Empty Houses in Ordos China

China is a country of boom towns. Even with decades of the One Child Policy in and out of place, the world’s largest national population has now grown to 1.4 billion, with an annual population increase rate of 0.5%. It is no surprise that with such a large workforce, in addition to reasonably low labour costs, that entire cities have to ability to be constructed from scratch five years.

Ordos, an inner Mongolian city in China, and ‘Haiuku Towers’, a proposed tower city in Hainan, are two examples of such cities. Haiuku Towers is set to be completed in 2015, the creation of ten 150 – 450 metre high towers taking only four years to come to fruition in order to create this utopian city. Public and industry members alike have been in awe of the fantastic science fiction styled renderings that promise an incredible new city.

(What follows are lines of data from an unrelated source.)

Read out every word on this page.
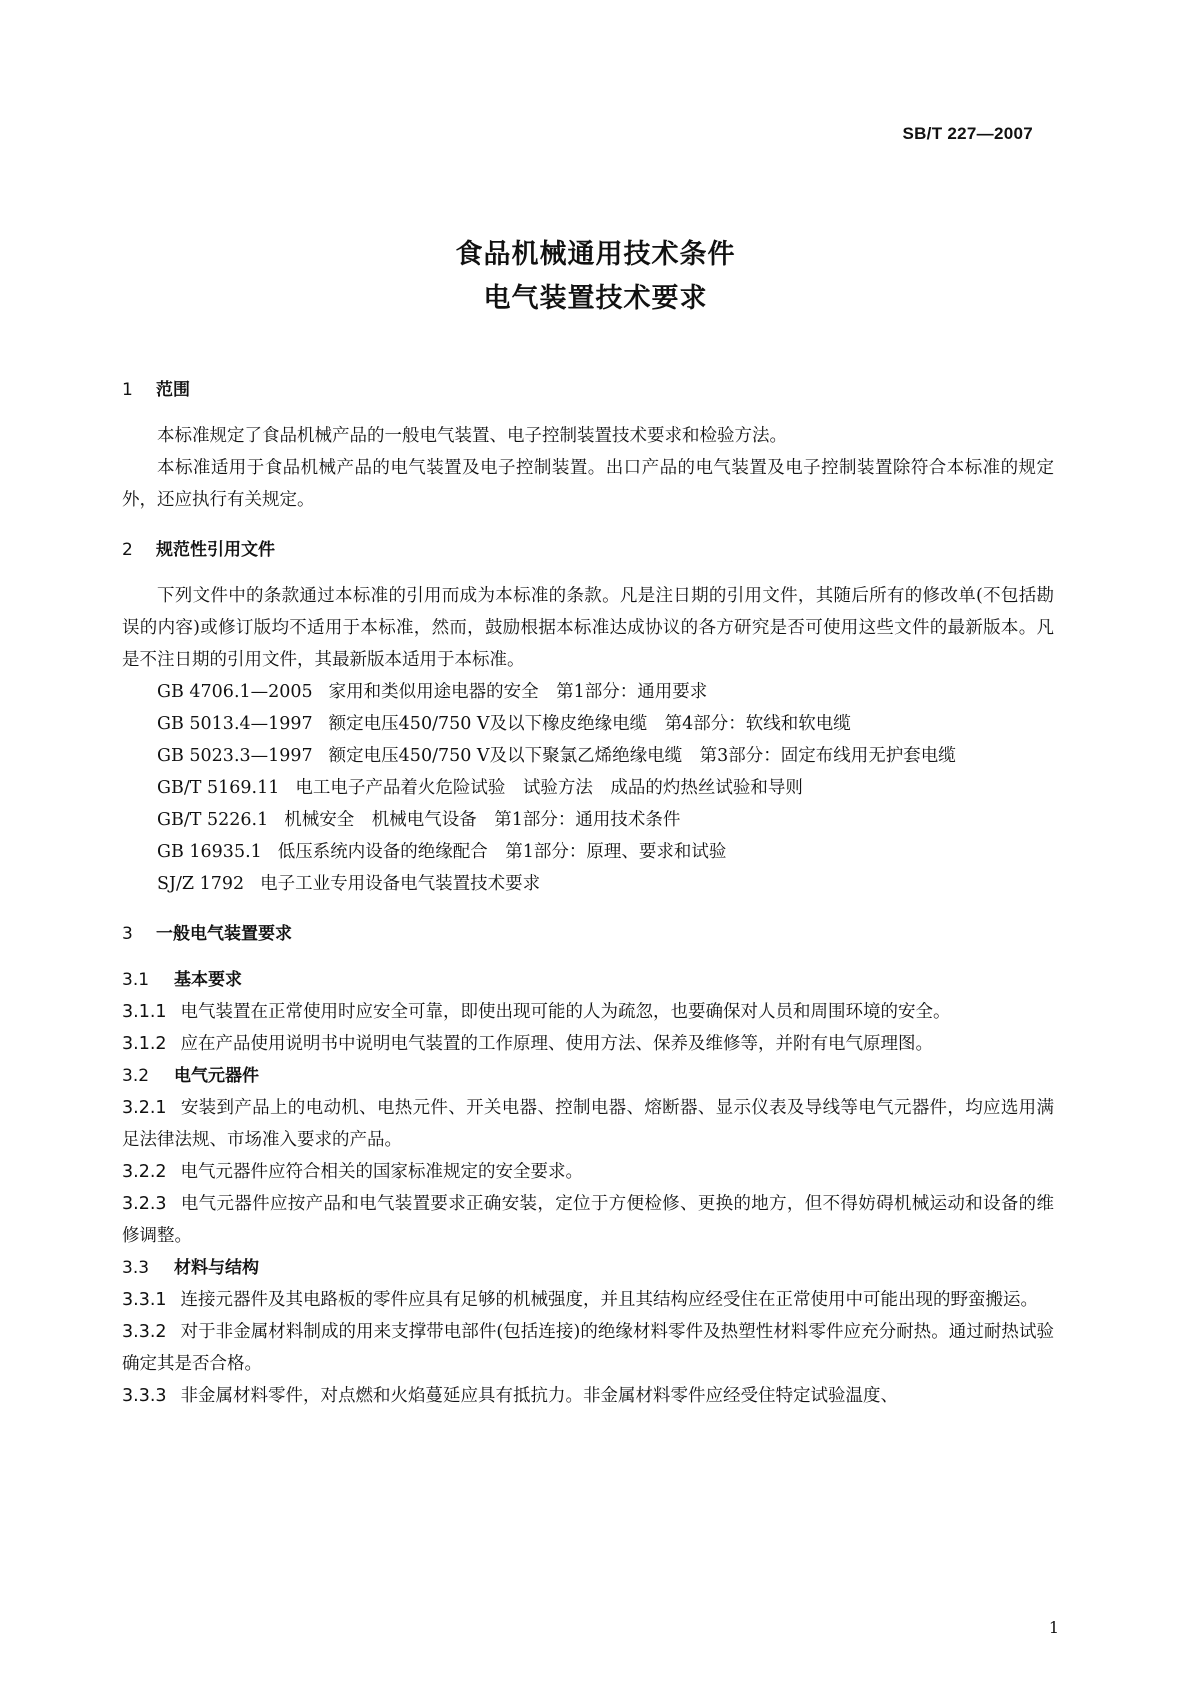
SB/T 227—2007
食品机械通用技术条件
电气装置技术要求
1 范围

本标准规定了食品机械产品的一般电气装置、电子控制装置技术要求和检验方法。

本标准适用于食品机械产品的电气装置及电子控制装置。出口产品的电气装置及电子控制装置除符合本标准的规定外，还应执行有关规定。

2 规范性引用文件

下列文件中的条款通过本标准的引用而成为本标准的条款。凡是注日期的引用文件，其随后所有的修改单(不包括勘误的内容)或修订版均不适用于本标准，然而，鼓励根据本标准达成协议的各方研究是否可使用这些文件的最新版本。凡是不注日期的引用文件，其最新版本适用于本标准。

GB 4706.1—2005 家用和类似用途电器的安全　第1部分：通用要求

GB 5013.4—1997 额定电压450/750 V及以下橡皮绝缘电缆　第4部分：软线和软电缆

GB 5023.3—1997 额定电压450/750 V及以下聚氯乙烯绝缘电缆　第3部分：固定布线用无护套电缆

GB/T 5169.11 电工电子产品着火危险试验　试验方法　成品的灼热丝试验和导则

GB/T 5226.1 机械安全　机械电气设备　第1部分：通用技术条件

GB 16935.1 低压系统内设备的绝缘配合　第1部分：原理、要求和试验

SJ/Z 1792 电子工业专用设备电气装置技术要求

3 一般电气装置要求
3.1 基本要求

3.1.1 电气装置在正常使用时应安全可靠，即使出现可能的人为疏忽，也要确保对人员和周围环境的安全。

3.1.2 应在产品使用说明书中说明电气装置的工作原理、使用方法、保养及维修等，并附有电气原理图。

3.2 电气元器件

3.2.1 安装到产品上的电动机、电热元件、开关电器、控制电器、熔断器、显示仪表及导线等电气元器件，均应选用满足法律法规、市场准入要求的产品。

3.2.2 电气元器件应符合相关的国家标准规定的安全要求。

3.2.3 电气元器件应按产品和电气装置要求正确安装，定位于方便检修、更换的地方，但不得妨碍机械运动和设备的维修调整。

3.3 材料与结构

3.3.1 连接元器件及其电路板的零件应具有足够的机械强度，并且其结构应经受住在正常使用中可能出现的野蛮搬运。

3.3.2 对于非金属材料制成的用来支撑带电部件(包括连接)的绝缘材料零件及热塑性材料零件应充分耐热。通过耐热试验确定其是否合格。

3.3.3 非金属材料零件，对点燃和火焰蔓延应具有抵抗力。非金属材料零件应经受住特定试验温度、

1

The key difference between the Towers and the Kangbashi district in Ordos, is that the latter has come out of conceptual phase and now stands completed, bringing with it a rather harsh reality that is so easily lost in stylised renderings.

Ordos has often been referred to as the Dubai or Texas of China. Taking only five years to build, the new city is a replacement for the old, which lies 15 miles away. Modern Ordos has the country’s 2nd highest income per capita due to the booming coal deposits found in the area, which aided the fast delivery of the city. The residential developments span for miles, with brand new roads, skyscrapers, a world class shopping mall, and the highly acclaimed Ordos Museum designed by MAD architects to the tune of $5 billion in total. There is but one dot on this utopian city, and it is a sizeable one.

The city is empty.

Deserted House in Ordos China

Built for one million people, the official count of residents in the area currently stands at 28,000. The city’s spectacular shopping centre is 90% bare – in short, this beautiful city stands almost completely empty.

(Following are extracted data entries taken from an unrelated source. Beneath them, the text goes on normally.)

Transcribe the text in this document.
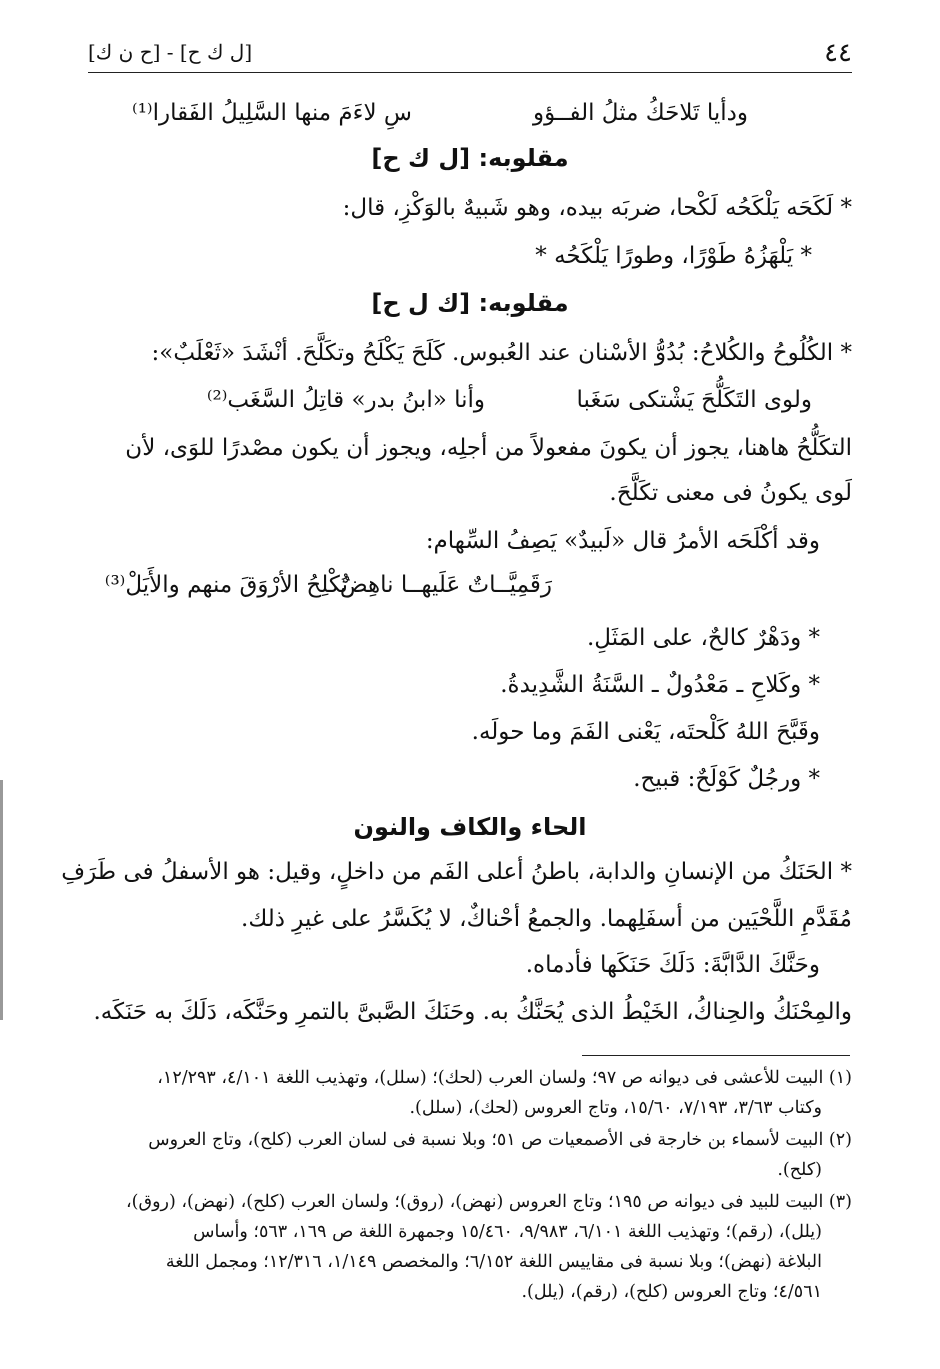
٤٤
[ل ك ح] - [ح ن ك]
ودأيا تَلاحَكُ مثلُ الفــؤو
سِ لاءَمَ منها السَّلِيلُ الفَقارا⁽¹⁾
مقلوبه: [ل ك ح]
* لَكَحَه يَلْكَحُه لَكْحا، ضربَه بيده، وهو شَبيهٌ بالوَكْزِ، قال:
* يَلْهَزُهُ طَوْرًا، وطورًا يَلْكَحُه *
مقلوبه: [ك ل ح]
* الكُلُوحُ والكُلاحُ: بُدُوُّ الأسْنان عند العُبوس. كَلَحَ يَكْلَحُ وتكَلَّحَ. أنْشَدَ «ثَعْلَبٌ»:
ولوى التَكَلُّحَ يَشْتكى سَغَبا
وأنا «ابنُ بدر» قاتِلُ السَّغَب⁽²⁾
التكَلُّحُ هاهنا، يجوز أن يكونَ مفعولاً من أجلِه، ويجوز أن يكون مصْدرًا للوَى، لأن
لَوى يكونُ فى معنى تكَلَّحَ.
وقد أكْلَحَه الأمرُ قال «لَبيدٌ» يَصِفُ السِّهام:
رَقَمِيَّــاتٌ عَلَيهــا ناهِضٌ
تُكْلِحُ الأرْوَقَ منهم والأَيَلْ⁽³⁾
* ودَهْرٌ كالحٌ، على المَثَلِ.
* وكَلاحِ ـ مَعْدُولٌ ـ السَّنَةُ الشَّدِيدةُ.
وقَبَّحَ اللهُ كَلْحتَه، يَعْنى الفَمَ وما حولَه.
* ورجُلٌ كَوْلَحٌ: قبيح.
الحاء والكاف والنون
* الحَنَكُ من الإنسانِ والدابة، باطنُ أعلى الفَم من داخلٍ، وقيل: هو الأسفلُ فى طَرَفِ
مُقَدَّمِ اللَّحْيَين من أسفَلِهما. والجمعُ أحْناكٌ، لا يُكَسَّرُ على غيرِ ذلك.
وحَنَّكَ الدَّابَّةَ: دَلَكَ حَنَكَها فأدماه.
والمِحْنَكُ والحِناكُ، الخَيْطُ الذى يُحَنَّكُ به. وحَنَكَ الصَّبىَّ بالتمرِ وحَنَّكَه، دَلَكَ به حَنَكَه.
(١) البيت للأعشى فى ديوانه ص ٩٧؛ ولسان العرب (لحك)؛ (سلل)، وتهذيب اللغة ٤/١٠١، ١٢/٢٩٣،
وكتاب ٣/٦٣، ٧/١٩٣، ١٥/٦٠، وتاج العروس (لحك)، (سلل).
(٢) البيت لأسماء بن خارجة فى الأصمعيات ص ٥١؛ وبلا نسبة فى لسان العرب (كلح)، وتاج العروس
(كلح).
(٣) البيت للبيد فى ديوانه ص ١٩٥؛ وتاج العروس (نهض)، (روق)؛ ولسان العرب (كلح)، (نهض)، (روق)،
(يلل)، (رقم)؛ وتهذيب اللغة ٦/١٠١، ٩/٩٨٣، ١٥/٤٦٠ وجمهرة اللغة ص ١٦٩، ٥٦٣؛ وأساس
البلاغة (نهض)؛ وبلا نسبة فى مقاييس اللغة ٦/١٥٢؛ والمخصص ١/١٤٩، ١٢/٣١٦؛ ومجمل اللغة
٤/٥٦١؛ وتاج العروس (كلح)، (رقم)، (يلل).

The question on everyone’s lips is why?

The answer is easy.  There is simply no economy.

The government had planned for members of the original community, Ordos Proper, to move over to the new, but short of a mass move, there is little motivation for members to leave their busy city for a ghost town.

Expensive home prices also add to the inconvenience of moving, with many residents stating that simply cannot afford to live in the new area.

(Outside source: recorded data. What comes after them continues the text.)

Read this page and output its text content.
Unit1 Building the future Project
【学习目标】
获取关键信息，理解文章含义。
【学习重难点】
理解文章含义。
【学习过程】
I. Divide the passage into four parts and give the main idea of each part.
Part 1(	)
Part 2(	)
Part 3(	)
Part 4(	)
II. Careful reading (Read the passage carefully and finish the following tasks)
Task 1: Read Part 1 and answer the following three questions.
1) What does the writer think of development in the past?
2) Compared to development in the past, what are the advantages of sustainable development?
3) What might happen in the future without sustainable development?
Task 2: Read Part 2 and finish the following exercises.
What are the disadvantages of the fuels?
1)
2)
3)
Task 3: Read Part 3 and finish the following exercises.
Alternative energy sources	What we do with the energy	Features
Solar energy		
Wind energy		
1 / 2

While the town is empty, it has not been a complete waste of resources. In fact, surprisingly, nearly all of the residences have been sold. They are simply not lived in. This is due to the fact that investors have bought properties, much like in Dubai, and are sitting on their homes waiting for the economic growth to begin.

And wait they will.

Prices are too high to move and too low to sell, so the idyllic town sits eerily empty, waiting for its residents.

ghost city Kangbashi homes

Critics differ in their opinions of the catalysts for China’s massive construction efforts, ranging from the government’s fallout plans in the case of a massive conflict and following displacement, to the slightly more sceptical view that notes the correlation behind the country’s GDP and their industry productivity. In either event, the city as it stands, is simply aging.

It would be pig-headed and highly unproductive to dismiss out of the box architectural concepts. They are exciting, motivating and offer to shed a new and innovative light on an industry that has a long history. The suggestion is not to disparage innovation, but to encourage realism. If a concept is just that, then let it rest on the page as a grand idea that inspires, rather than running an incredibly wasteful risk.

What taking these unprepared designs into reality can do is create great waste. In terms of China, and specifically the city of Ordos, one major issue stands out – while those on the positive side see the investment in construction as government officials standing behind and catering to a growing population, a much more insidious critique of the whole project suggests that the country is virtually creating a false GDP. Only time will tell if these projects truly do pay off, or if the terrible possibility of China not producing an accurate GDP and finding themselves falling into a recession becomes a reality.